Einer der interessantesten Teile der durchgesickerten Dokumente sind die Dateien, die einen hypothetischen Angriff Chinas als Teil eines Kriegsszenariums skizzieren, der zu einer taktischen nuklearen Antwort führen würde, wenn die gegnerischen Streitkräfte mit einer zweiten Welle vorrücken.
"Der Oberbefehlshaber hat den Befehl zum Einsatz von Atomwaffen gegeben. ... für den Fall, dass der Feind Einheiten der zweiten Staffel einsetzt und der Süden droht, weiter in Richtung des Hauptangriffs anzugreifen", heißt es in dem Dokument laut Financial Times.

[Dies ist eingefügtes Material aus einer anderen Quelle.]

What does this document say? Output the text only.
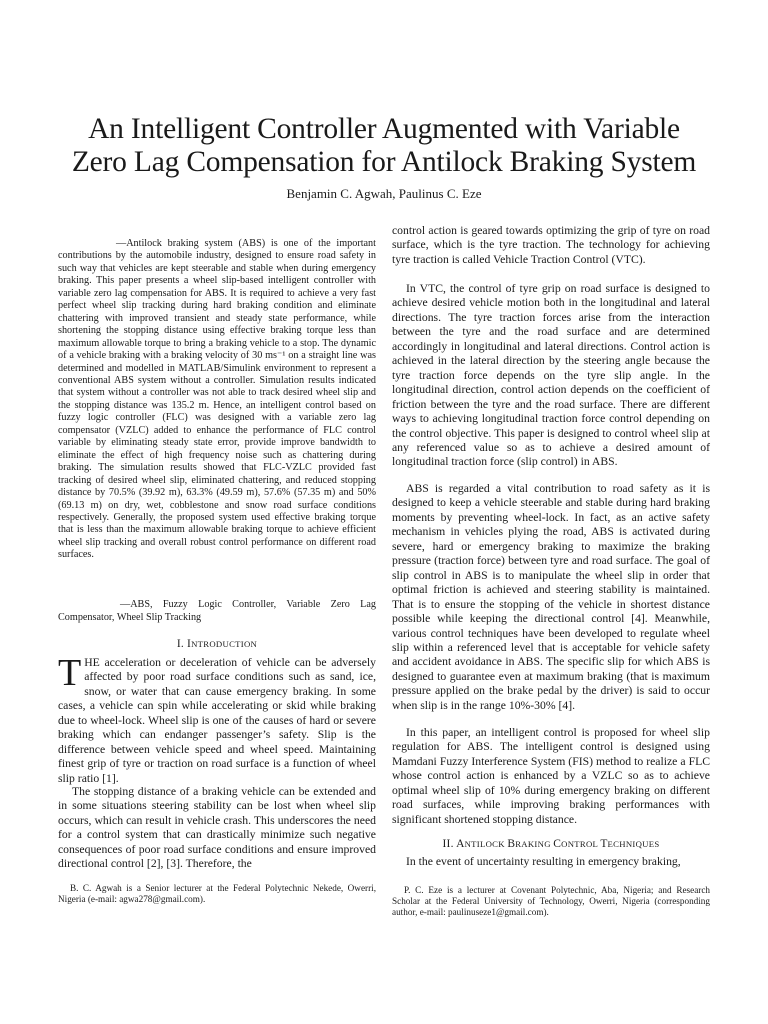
An Intelligent Controller Augmented with Variable
Zero Lag Compensation for Antilock Braking System

Benjamin C. Agwah, Paulinus C. Eze

—Antilock braking system (ABS) is one of the important contributions by the automobile industry, designed to ensure road safety in such way that vehicles are kept steerable and stable when during emergency braking. This paper presents a wheel slip-based intelligent controller with variable zero lag compensation for ABS. It is required to achieve a very fast perfect wheel slip tracking during hard braking condition and eliminate chattering with improved transient and steady state performance, while shortening the stopping distance using effective braking torque less than maximum allowable torque to bring a braking vehicle to a stop. The dynamic of a vehicle braking with a braking velocity of 30 ms⁻¹ on a straight line was determined and modelled in MATLAB/Simulink environment to represent a conventional ABS system without a controller. Simulation results indicated that system without a controller was not able to track desired wheel slip and the stopping distance was 135.2 m. Hence, an intelligent control based on fuzzy logic controller (FLC) was designed with a variable zero lag compensator (VZLC) added to enhance the performance of FLC control variable by eliminating steady state error, provide improve bandwidth to eliminate the effect of high frequency noise such as chattering during braking. The simulation results showed that FLC-VZLC provided fast tracking of desired wheel slip, eliminated chattering, and reduced stopping distance by 70.5% (39.92 m), 63.3% (49.59 m), 57.6% (57.35 m) and 50% (69.13 m) on dry, wet, cobblestone and snow road surface conditions respectively. Generally, the proposed system used effective braking torque that is less than the maximum allowable braking torque to achieve efficient wheel slip tracking and overall robust control performance on different road surfaces.

—ABS, Fuzzy Logic Controller, Variable Zero Lag Compensator, Wheel Slip Tracking

I. INTRODUCTION

THE acceleration or deceleration of vehicle can be adversely affected by poor road surface conditions such as sand, ice, snow, or water that can cause emergency braking. In some cases, a vehicle can spin while accelerating or skid while braking due to wheel-lock. Wheel slip is one of the causes of hard or severe braking which can endanger passenger’s safety. Slip is the difference between vehicle speed and wheel speed. Maintaining finest grip of tyre or traction on road surface is a function of wheel slip ratio [1].

The stopping distance of a braking vehicle can be extended and in some situations steering stability can be lost when wheel slip occurs, which can result in vehicle crash. This underscores the need for a control system that can drastically minimize such negative consequences of poor road surface conditions and ensure improved directional control [2], [3]. Therefore, the

control action is geared towards optimizing the grip of tyre on road surface, which is the tyre traction. The technology for achieving tyre traction is called Vehicle Traction Control (VTC).

In VTC, the control of tyre grip on road surface is designed to achieve desired vehicle motion both in the longitudinal and lateral directions. The tyre traction forces arise from the interaction between the tyre and the road surface and are determined accordingly in longitudinal and lateral directions. Control action is achieved in the lateral direction by the steering angle because the tyre traction force depends on the tyre slip angle. In the longitudinal direction, control action depends on the coefficient of friction between the tyre and the road surface. There are different ways to achieving longitudinal traction force control depending on the control objective. This paper is designed to control wheel slip at any referenced value so as to achieve a desired amount of longitudinal traction force (slip control) in ABS.

ABS is regarded a vital contribution to road safety as it is designed to keep a vehicle steerable and stable during hard braking moments by preventing wheel-lock. In fact, as an active safety mechanism in vehicles plying the road, ABS is activated during severe, hard or emergency braking to maximize the braking pressure (traction force) between tyre and road surface. The goal of slip control in ABS is to manipulate the wheel slip in order that optimal friction is achieved and steering stability is maintained. That is to ensure the stopping of the vehicle in shortest distance possible while keeping the directional control [4]. Meanwhile, various control techniques have been developed to regulate wheel slip within a referenced level that is acceptable for vehicle safety and accident avoidance in ABS. The specific slip for which ABS is designed to guarantee even at maximum braking (that is maximum pressure applied on the brake pedal by the driver) is said to occur when slip is in the range 10%-30% [4].

In this paper, an intelligent control is proposed for wheel slip regulation for ABS. The intelligent control is designed using Mamdani Fuzzy Interference System (FIS) method to realize a FLC whose control action is enhanced by a VZLC so as to achieve optimal wheel slip of 10% during emergency braking on different road surfaces, while improving braking performances with significant shortened stopping distance.

II. ANTILOCK BRAKING CONTROL TECHNIQUES

In the event of uncertainty resulting in emergency braking,

B. C. Agwah is a Senior lecturer at the Federal Polytechnic Nekede, Owerri, Nigeria (e-mail: agwa278@gmail.com).

P. C. Eze is a lecturer at Covenant Polytechnic, Aba, Nigeria; and Research Scholar at the Federal University of Technology, Owerri, Nigeria (corresponding author, e-mail: paulinuseze1@gmail.com).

Die Financial Times stellte fest, dass nur der russische Präsident befugt sei, einen nuklearen Erstschlag zu starten, und dass Wladimir Putin zuvor zwei Schwellenwerte für den Einsatz einer Atomwaffe festgelegt habe.
Zu den beiden Bedingungen gehören der Vergeltungsschlag gegen einen Feind, der zuerst Atomwaffen auf Russland abfeuert, und der Einsatz von Atomwaffen, wenn der russische Staat bedroht ist, auch wenn diese Bedrohung nur durch den Einsatz konventioneller Waffen erfolgt.